Total Chair on Contemporary Africa Professor Daniel Posner

Total Chair on Contemporary Africa Professor Daniel Posner

Image: Stuart Darsch

"The challenges of development are among the most critical global issues to be tackled by social scientists," says MIT Political Science professor Daniel Posner and newly appointed Total Chair on Contemporary Africa. "You can have the best intentions in the world to provide a public good, but unless your actions are guided by empirically grounded, analytically rigorous research and sound theory, your efforts are likely to fall short."

Political developments in Africa have created tremendous opportunities to study how the formal adoption of democracy impacts social and economic development outcomes. Posner is using his year as a visiting fellow at Stanford's Center for Advanced Study in the Behavioral Sciences to launch a multi-year research project analyzing public education initiatives and outcomes in Kenya, Uganda, and Tanzania. The project comprises the NGO Uwezo, professors Lily L. Tsai of MIT and Evan S. Lieberman of Princeton, and several graduate students.

Uwezo has been administering literacy and numeracy tests in thousands of villages in eastern Africa, and Posner and his colleagues are evaluating the impact. "The first step is to create and analyze a broad data set on the impact of Uwezo's interventions," says Posner. "In most instances, the tests are showing substandard achievement levels." The project's African partners are using this data to help mobilize local communities and shape education policies from the ground up. When citizens have this kind of information, they are empowered to demand better outcomes from public programs.

This work builds on Posner's already significant body of research that explores the impact of ethnicity and social diversity on politics, policy, and economic development in Africa.

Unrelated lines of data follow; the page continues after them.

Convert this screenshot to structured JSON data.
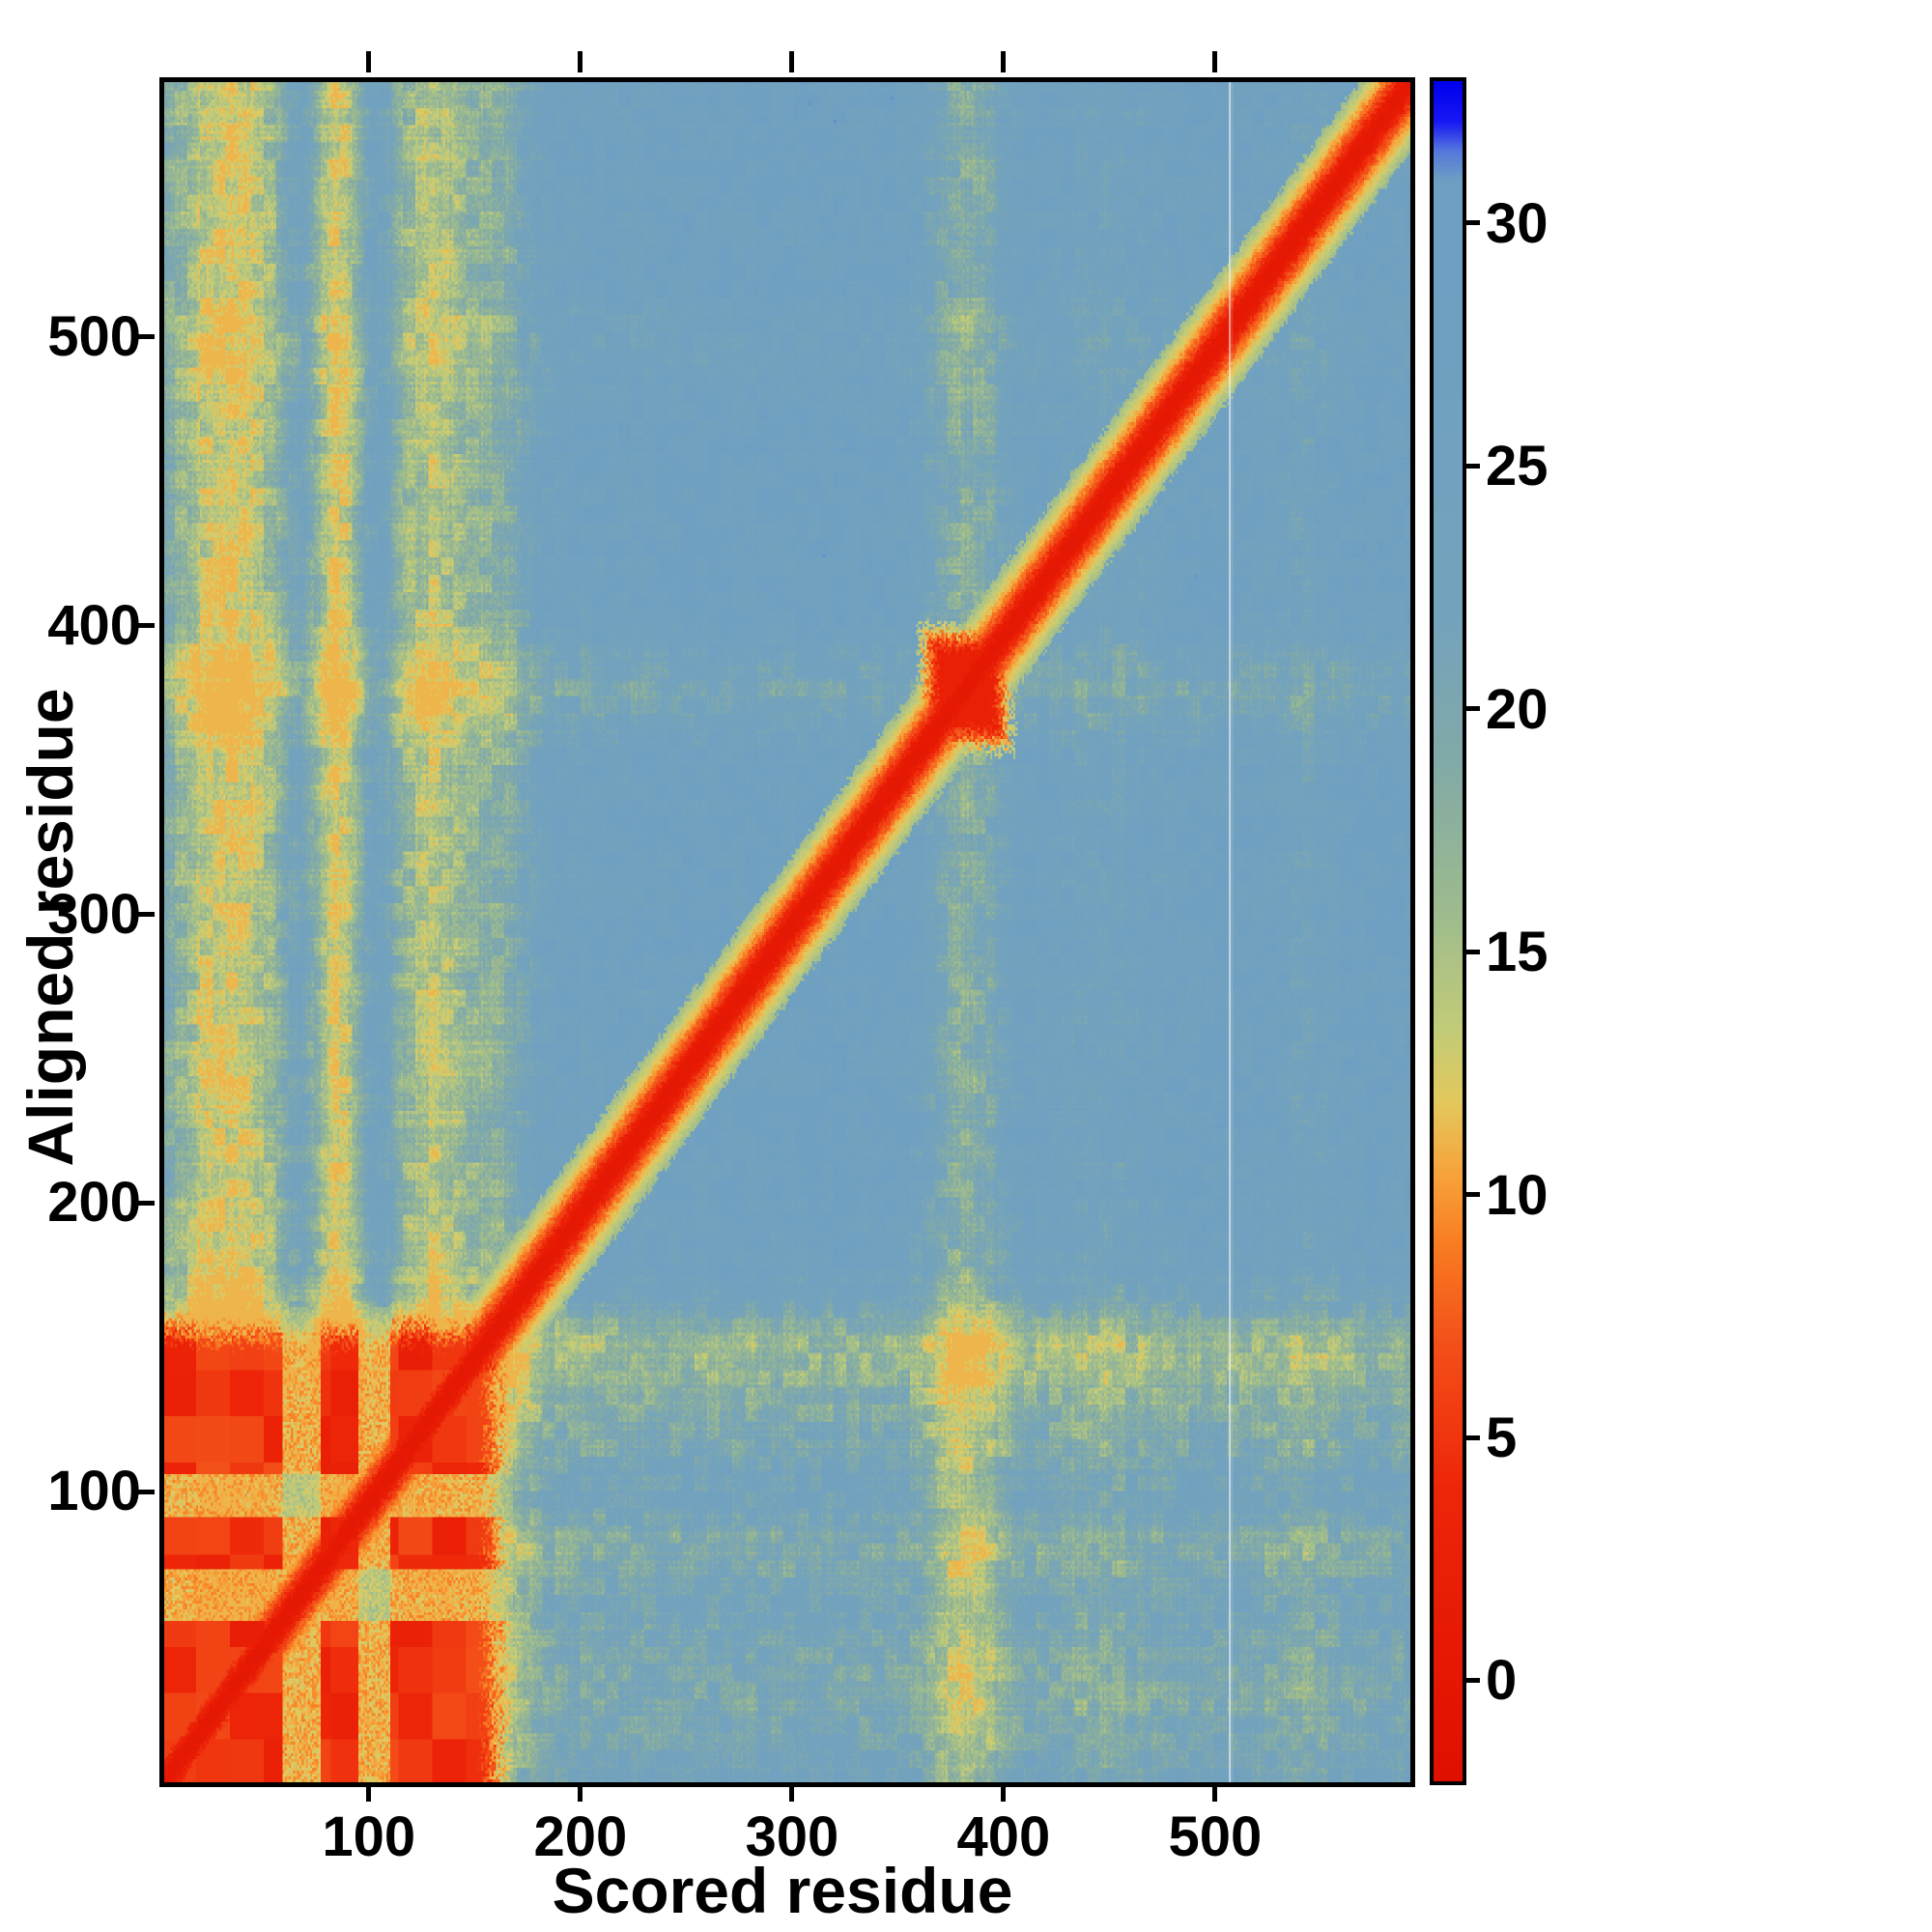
{
  "chart_data": {
    "type": "heatmap",
    "title": "",
    "xlabel": "Scored residue",
    "ylabel": "Aligned residue",
    "x_range": [
      1,
      590
    ],
    "y_range": [
      1,
      590
    ],
    "x_ticks": [
      100,
      200,
      300,
      400,
      500
    ],
    "y_ticks": [
      100,
      200,
      300,
      400,
      500
    ],
    "grid": false,
    "legend": "colorbar-right",
    "colorbar": {
      "range": [
        -2,
        33
      ],
      "ticks": [
        0,
        5,
        10,
        15,
        20,
        25,
        30
      ],
      "stops": [
        {
          "v": -2.0,
          "c": "#e01000"
        },
        {
          "v": 4.0,
          "c": "#ee2609"
        },
        {
          "v": 7.0,
          "c": "#f4511a"
        },
        {
          "v": 9.0,
          "c": "#f97c22"
        },
        {
          "v": 10.5,
          "c": "#f7a43c"
        },
        {
          "v": 12.0,
          "c": "#e3c95e"
        },
        {
          "v": 13.5,
          "c": "#c2cc79"
        },
        {
          "v": 16.0,
          "c": "#9dbb8f"
        },
        {
          "v": 19.0,
          "c": "#82aaa8"
        },
        {
          "v": 22.0,
          "c": "#74a3bd"
        },
        {
          "v": 31.0,
          "c": "#6d9fc4"
        },
        {
          "v": 31.6,
          "c": "#5577dd"
        },
        {
          "v": 32.2,
          "c": "#1818f5"
        },
        {
          "v": 33.0,
          "c": "#0000ee"
        }
      ]
    },
    "field": {
      "seed": 7,
      "background": 26.5,
      "background_clamp": [
        11.2,
        31.3
      ],
      "noise_coarse": 2.2,
      "noise_fine": 1.6,
      "streak_noise": 1.6,
      "diagonal_profile": [
        [
          0,
          0.2
        ],
        [
          4,
          0.8
        ],
        [
          8,
          5.5
        ],
        [
          14,
          10.5
        ],
        [
          24,
          16
        ]
      ],
      "diagonal_jitter": 3,
      "green_bands_x": [
        {
          "center": 30,
          "width": 22,
          "strength": 11
        },
        {
          "center": 75,
          "width": 75,
          "strength": 3.5
        },
        {
          "center": 82,
          "width": 9,
          "strength": 10
        },
        {
          "center": 128,
          "width": 16,
          "strength": 9
        },
        {
          "center": 160,
          "width": 10,
          "strength": 5
        },
        {
          "center": 380,
          "width": 13,
          "strength": 8
        },
        {
          "center": 445,
          "width": 18,
          "strength": 2.5
        },
        {
          "center": 540,
          "width": 12,
          "strength": 2.5
        }
      ],
      "green_bands_y": [
        {
          "center": 30,
          "width": 22,
          "strength": 4
        },
        {
          "center": 75,
          "width": 70,
          "strength": 2.5
        },
        {
          "center": 82,
          "width": 9,
          "strength": 4
        },
        {
          "center": 128,
          "width": 14,
          "strength": 4.5
        },
        {
          "center": 152,
          "width": 11,
          "strength": 7
        },
        {
          "center": 380,
          "width": 12,
          "strength": 4.5
        },
        {
          "center": 500,
          "width": 10,
          "strength": 2
        }
      ],
      "blue_bands_x": [
        {
          "center": 66,
          "width": 7,
          "strength": 4
        },
        {
          "center": 101,
          "width": 6,
          "strength": 4
        }
      ],
      "domain_block": {
        "extent": 152,
        "core_value": 4.5,
        "checker": 2.5,
        "gaps_x": [
          [
            57,
            74
          ],
          [
            93,
            107
          ]
        ],
        "gaps_y": [
          [
            57,
            74
          ],
          [
            93,
            107
          ]
        ],
        "gap_value": 11,
        "fringe_width": 14,
        "fringe_value": 17
      },
      "blob": {
        "x": 380,
        "y": 380,
        "radius": 13,
        "value": 2.5,
        "fringe_radius": 22,
        "fringe_value": 15
      },
      "white_line_x": 505
    }
  }
}
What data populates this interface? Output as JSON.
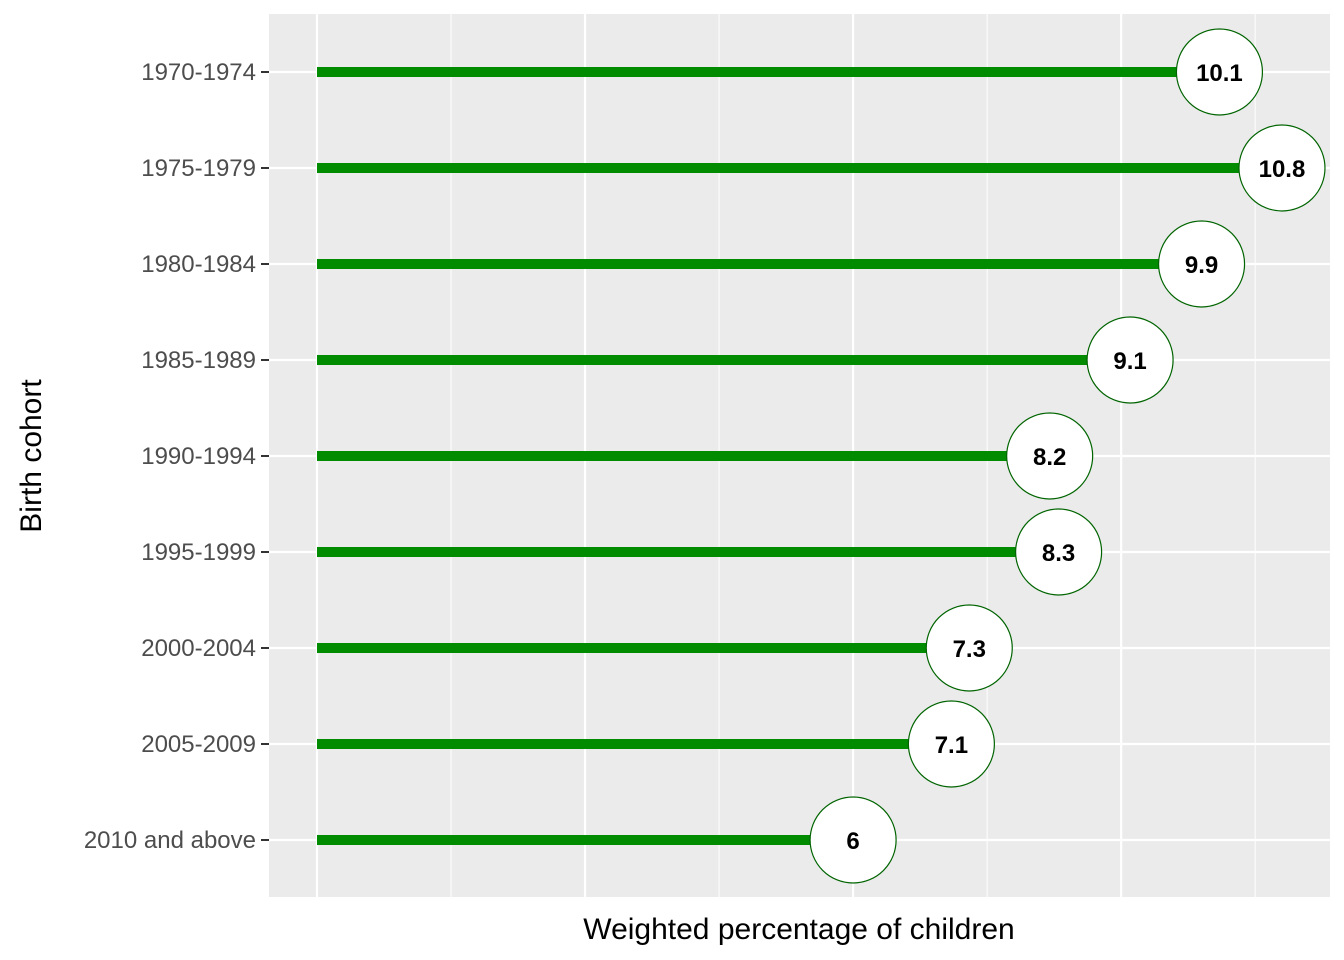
{
  "chart_data": {
    "type": "lollipop",
    "title": "",
    "xlabel": "Weighted percentage of children",
    "ylabel": "Birth cohort",
    "xlim": [
      0,
      11.2
    ],
    "grid": true,
    "categories": [
      "1970-1974",
      "1975-1979",
      "1980-1984",
      "1985-1989",
      "1990-1994",
      "1995-1999",
      "2000-2004",
      "2005-2009",
      "2010 and above"
    ],
    "values": [
      10.1,
      10.8,
      9.9,
      9.1,
      8.2,
      8.3,
      7.3,
      7.1,
      6
    ],
    "data_labels": [
      "10.1",
      "10.8",
      "9.9",
      "9.1",
      "8.2",
      "8.3",
      "7.3",
      "7.1",
      "6"
    ],
    "colors": {
      "stem": "#008B00",
      "marker_border": "#006400",
      "marker_fill": "#ffffff",
      "panel": "#EBEBEB",
      "grid": "#ffffff"
    }
  }
}
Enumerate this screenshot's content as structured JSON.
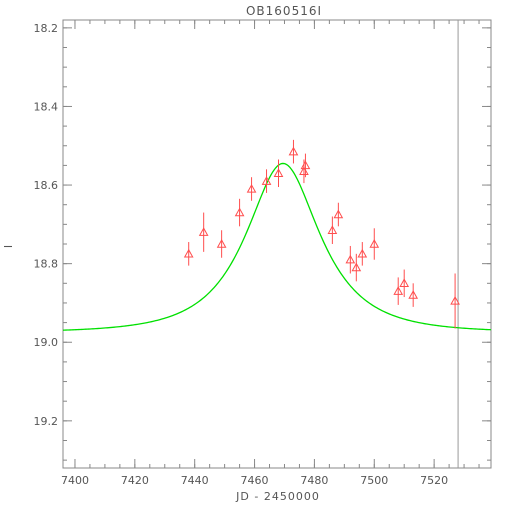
{
  "chart_data": {
    "type": "scatter",
    "title": "OB160516I",
    "xlabel": "JD - 2450000",
    "ylabel": "I",
    "xlim": [
      7396,
      7539
    ],
    "ylim": [
      19.32,
      18.18
    ],
    "y_inverted": true,
    "x_ticks": [
      7400,
      7420,
      7440,
      7460,
      7480,
      7500,
      7520
    ],
    "x_tick_labels": [
      "7400",
      "7420",
      "7440",
      "7460",
      "7480",
      "7500",
      "7520"
    ],
    "x_minor_step": 5,
    "y_ticks": [
      18.2,
      18.4,
      18.6,
      18.8,
      19.0,
      19.2
    ],
    "y_tick_labels": [
      "18.2",
      "18.4",
      "18.6",
      "18.8",
      "19.0",
      "19.2"
    ],
    "y_minor_step": 0.05,
    "grid": false,
    "series": [
      {
        "kind": "points_with_errorbars",
        "marker": "open-triangle",
        "color": "#ff4d4d",
        "x": [
          7438.0,
          7443.0,
          7449.0,
          7455.0,
          7459.0,
          7464.0,
          7468.0,
          7473.0,
          7476.5,
          7477.0,
          7486.0,
          7488.0,
          7492.0,
          7494.0,
          7496.0,
          7500.0,
          7508.0,
          7510.0,
          7513.0,
          7527.0
        ],
        "y": [
          18.775,
          18.72,
          18.75,
          18.67,
          18.61,
          18.59,
          18.57,
          18.515,
          18.565,
          18.55,
          18.715,
          18.675,
          18.79,
          18.81,
          18.775,
          18.75,
          18.87,
          18.85,
          18.88,
          18.895
        ],
        "yerr": [
          0.03,
          0.05,
          0.035,
          0.035,
          0.03,
          0.03,
          0.035,
          0.03,
          0.03,
          0.03,
          0.035,
          0.03,
          0.035,
          0.035,
          0.03,
          0.04,
          0.035,
          0.035,
          0.03,
          0.07
        ]
      },
      {
        "kind": "model_curve",
        "color": "#00e000",
        "t0": 7469.5,
        "tE": 22.0,
        "u0": 0.62,
        "baseline": 18.975
      }
    ],
    "vertical_lines": [
      {
        "x": 7528,
        "color": "#999999"
      }
    ]
  }
}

His first two books, Institutions and Ethnic Politics in Africa (2005) and Coethnicity: Diversity and the Dilemmas of Collective Action (with James Habyarimana, Macartan Humphreys, and Jeremy Weinstein, 2009), each received the Luebbert Best Book Award in comparative politics from the American Political Science Association.

Supported by MIT Political Science and a two-year grant from the National Science Foundation, Posner also is expanding the range of the Working Group in African Political Economy (WGAPE). The group, which Posner cofounded in 2002 and co-leads with UC Berkley economics professor Edward Miguel, will establish an East Coast branch in 2011.

Posner considers MIT to be the ideal place to continue his work. "I'm excited by the wealth of faculty and graduate student expertise we have at the Institute," he says. "Plus we have initiatives like the Poverty Action Lab, the International Development Initiative, D-Lab, and the opportunity to collaborate with economists, psychologists, and other social scientists across the immensely talented Cambridge academic community. Given all the resources we have here, I expect that MIT will emerge as one of the top institutions in the world for the study of problems in the political economy of development."